Remarkably, the project went into operation in December 2020, three months ahead of schedule, all while dealing with a major design delay, controlling costs, keeping stakeholders informed, adhering to POLB and other requirements and standards, and designing and building foundations to mitigate against 6 ft (1.8 m) of calculated liquefaction-induced lateral displacement during a seismic event. The team achieved these feats through a combination of collaboration, expertise and innovation — each an area worthy of consideration.

Foundation of Collaboration

Long before the POLB began operation in 1897, the project site was a tidal mudflat and the southern foundation location was underwater. Only after the port dredged the channel did the site become what is known today as POLB’s Terminal Island. After oil was discovered in the harbor, drilling and extraction led to massive land subsidence: a 20-sq mile (52-sq km) area with a dip of nearly 30 ft (9 m) at the center of the impacted area, close to the south bank tower’s site. Generally, the fill used on-site was highly corrosive, with some areas of high contamination, as well. In addition to the man-made conditions on-site, the area also is seismically active, requiring a design capable of protecting against lateral spread during an earthquake.

Based on information available at the time, the original design called for partially cased cast-in-place concrete drilled shafts. Construction of this design included permanent steel casings installed using a vibratory hammer through the liquefiable materials to reach a dense, granular layer. The casing would reach about 70 ft (21 m) deep, and the contractor would use traditional drilling methods to extend the drilled shaft to reach the specified tip depth.

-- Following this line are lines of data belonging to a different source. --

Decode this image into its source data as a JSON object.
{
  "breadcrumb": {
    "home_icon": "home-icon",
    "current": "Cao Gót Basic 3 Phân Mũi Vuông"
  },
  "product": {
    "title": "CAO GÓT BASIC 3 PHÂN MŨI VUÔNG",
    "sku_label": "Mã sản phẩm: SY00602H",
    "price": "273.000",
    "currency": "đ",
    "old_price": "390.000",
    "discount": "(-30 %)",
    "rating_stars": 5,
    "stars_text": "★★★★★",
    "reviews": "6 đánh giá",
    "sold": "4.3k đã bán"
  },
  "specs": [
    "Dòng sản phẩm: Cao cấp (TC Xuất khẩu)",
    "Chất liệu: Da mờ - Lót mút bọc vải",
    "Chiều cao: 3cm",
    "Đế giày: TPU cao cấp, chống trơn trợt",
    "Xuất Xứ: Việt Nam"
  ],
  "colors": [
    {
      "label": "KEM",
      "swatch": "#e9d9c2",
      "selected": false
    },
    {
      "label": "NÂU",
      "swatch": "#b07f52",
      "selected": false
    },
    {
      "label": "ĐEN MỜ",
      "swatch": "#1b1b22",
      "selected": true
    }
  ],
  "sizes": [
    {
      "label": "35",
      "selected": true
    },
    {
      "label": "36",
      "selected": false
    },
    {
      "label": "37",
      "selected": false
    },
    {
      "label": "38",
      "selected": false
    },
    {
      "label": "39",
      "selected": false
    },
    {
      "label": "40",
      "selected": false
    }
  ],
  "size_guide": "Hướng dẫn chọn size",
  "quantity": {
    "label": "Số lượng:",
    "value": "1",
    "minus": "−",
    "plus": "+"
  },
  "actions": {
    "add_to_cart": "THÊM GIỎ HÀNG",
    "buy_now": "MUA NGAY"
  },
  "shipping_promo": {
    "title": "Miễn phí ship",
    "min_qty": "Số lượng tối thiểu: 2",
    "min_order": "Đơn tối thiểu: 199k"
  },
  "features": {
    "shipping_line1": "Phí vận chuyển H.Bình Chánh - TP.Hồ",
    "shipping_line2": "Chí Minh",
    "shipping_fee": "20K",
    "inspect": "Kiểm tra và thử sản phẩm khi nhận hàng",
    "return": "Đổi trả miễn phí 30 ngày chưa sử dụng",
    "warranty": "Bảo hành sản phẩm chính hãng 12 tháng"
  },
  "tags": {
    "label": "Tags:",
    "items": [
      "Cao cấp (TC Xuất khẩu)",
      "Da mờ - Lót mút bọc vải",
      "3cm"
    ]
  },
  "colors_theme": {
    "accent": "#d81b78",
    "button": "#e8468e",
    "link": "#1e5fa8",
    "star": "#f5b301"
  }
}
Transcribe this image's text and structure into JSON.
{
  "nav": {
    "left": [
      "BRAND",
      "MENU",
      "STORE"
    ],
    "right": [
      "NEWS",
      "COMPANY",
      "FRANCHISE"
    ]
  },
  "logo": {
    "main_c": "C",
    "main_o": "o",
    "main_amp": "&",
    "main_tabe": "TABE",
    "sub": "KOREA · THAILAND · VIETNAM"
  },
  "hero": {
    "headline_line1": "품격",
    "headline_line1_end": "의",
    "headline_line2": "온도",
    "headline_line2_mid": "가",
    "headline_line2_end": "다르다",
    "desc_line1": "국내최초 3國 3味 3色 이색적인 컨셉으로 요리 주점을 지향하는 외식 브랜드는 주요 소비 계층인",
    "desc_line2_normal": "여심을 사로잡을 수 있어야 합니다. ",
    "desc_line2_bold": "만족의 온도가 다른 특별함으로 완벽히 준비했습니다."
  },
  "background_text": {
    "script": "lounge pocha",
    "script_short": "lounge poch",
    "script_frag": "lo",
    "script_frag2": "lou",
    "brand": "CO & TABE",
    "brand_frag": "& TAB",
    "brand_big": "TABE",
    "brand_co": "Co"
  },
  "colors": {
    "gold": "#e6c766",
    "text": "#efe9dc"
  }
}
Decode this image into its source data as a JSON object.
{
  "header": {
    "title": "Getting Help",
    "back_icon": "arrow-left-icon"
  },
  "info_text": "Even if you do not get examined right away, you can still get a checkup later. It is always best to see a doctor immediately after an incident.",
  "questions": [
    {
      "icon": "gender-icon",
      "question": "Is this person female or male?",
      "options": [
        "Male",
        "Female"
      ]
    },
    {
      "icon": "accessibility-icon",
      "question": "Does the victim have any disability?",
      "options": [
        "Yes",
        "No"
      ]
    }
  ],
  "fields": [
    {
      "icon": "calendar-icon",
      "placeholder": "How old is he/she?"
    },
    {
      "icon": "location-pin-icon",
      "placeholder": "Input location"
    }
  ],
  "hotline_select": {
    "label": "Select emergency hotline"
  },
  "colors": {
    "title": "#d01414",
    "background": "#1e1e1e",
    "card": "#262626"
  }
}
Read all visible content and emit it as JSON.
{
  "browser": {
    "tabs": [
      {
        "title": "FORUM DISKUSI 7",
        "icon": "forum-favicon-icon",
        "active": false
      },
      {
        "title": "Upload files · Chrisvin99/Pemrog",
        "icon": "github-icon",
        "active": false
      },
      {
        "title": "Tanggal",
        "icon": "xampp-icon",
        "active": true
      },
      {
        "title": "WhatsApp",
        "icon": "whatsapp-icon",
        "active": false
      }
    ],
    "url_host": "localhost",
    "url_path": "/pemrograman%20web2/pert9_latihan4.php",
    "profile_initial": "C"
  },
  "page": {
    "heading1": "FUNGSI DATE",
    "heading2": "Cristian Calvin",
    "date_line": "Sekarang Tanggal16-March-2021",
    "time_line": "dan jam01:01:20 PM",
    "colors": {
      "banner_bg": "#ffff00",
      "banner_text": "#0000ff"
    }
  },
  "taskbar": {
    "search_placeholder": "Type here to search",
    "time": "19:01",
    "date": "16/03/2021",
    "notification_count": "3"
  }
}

However, a later geotechnical investigation showed liquefiable soils extended much deeper than originally anticipated. Because of the loose soil and shallow ground water, seismic vibrations can make the soil behave like a liquid (liquefaction), losing its ability to support weight. This liquefaction near a free edge, such as a channel or cliff, can cause lateral spreading or sliding in the direction of the slope.

With the new geotech data in hand, calculations showed seismically induced lateral spreading of more than 6 ft (1.8 m) — or 867% more than the 6-inch (152-mm) maximum allowed — could occur and needed to be mitigated structurally within a new design.

To achieve a viable solution, the project’s foundation engineering contractor, Quanta Subsurface, collaborated with project foundation contractors Longfellow Drilling (backed by the full resources of PAR Electrical Contractors Inc.) and Malcolm Drilling as well as the owner’s engineers. This team conducted iterative soil-structure analyses and established the optimal foundation size to resist lateral spread based on design requirements, material and equipment availability, and cost. Although standard practice for this type of project, the Cerritos site was particularly challenging given the local seismic conditions, high water table and poor soil conditions.

The design solution for the southern tower site included fully cased, large-diameter drilled shafts — approximately 10 ft (3 m) in diameter and 115 ft (35 m) embedded depth — that contained 1.25-inch (31.75-mm) thick steel casing, a 27- ton rebar reinforcement cage, and 660 tons of concrete at each tower leg connected by a large grade- and tie-beam system incorporating another 1700 tons of concrete. Notably, this design was not expected to withstand all lateral movement but instead would allow for a small, uniform lateral displacement, with all tower legs moving together, that would permit the structure to remain usable after an earthquake.

The northern tower location, with better soil conditions, was able to use driven pile foundations at each tower leg, which consisted of eight preformed concrete piles, each 2 ft (0.6 m) in diameter and driven more than 90 ft (27 m) down.

Management Tools and Techniques

The CCR project required a proactive management approach and constant, open communication with a myriad of stakeholders. Management personnel from Hill International Inc., a project management and construction management firm, worked hand in hand with the owner’s team to ensure solutions were in place whenever obstacles arose and kept everyone involved, informed and up-to-date on project progress.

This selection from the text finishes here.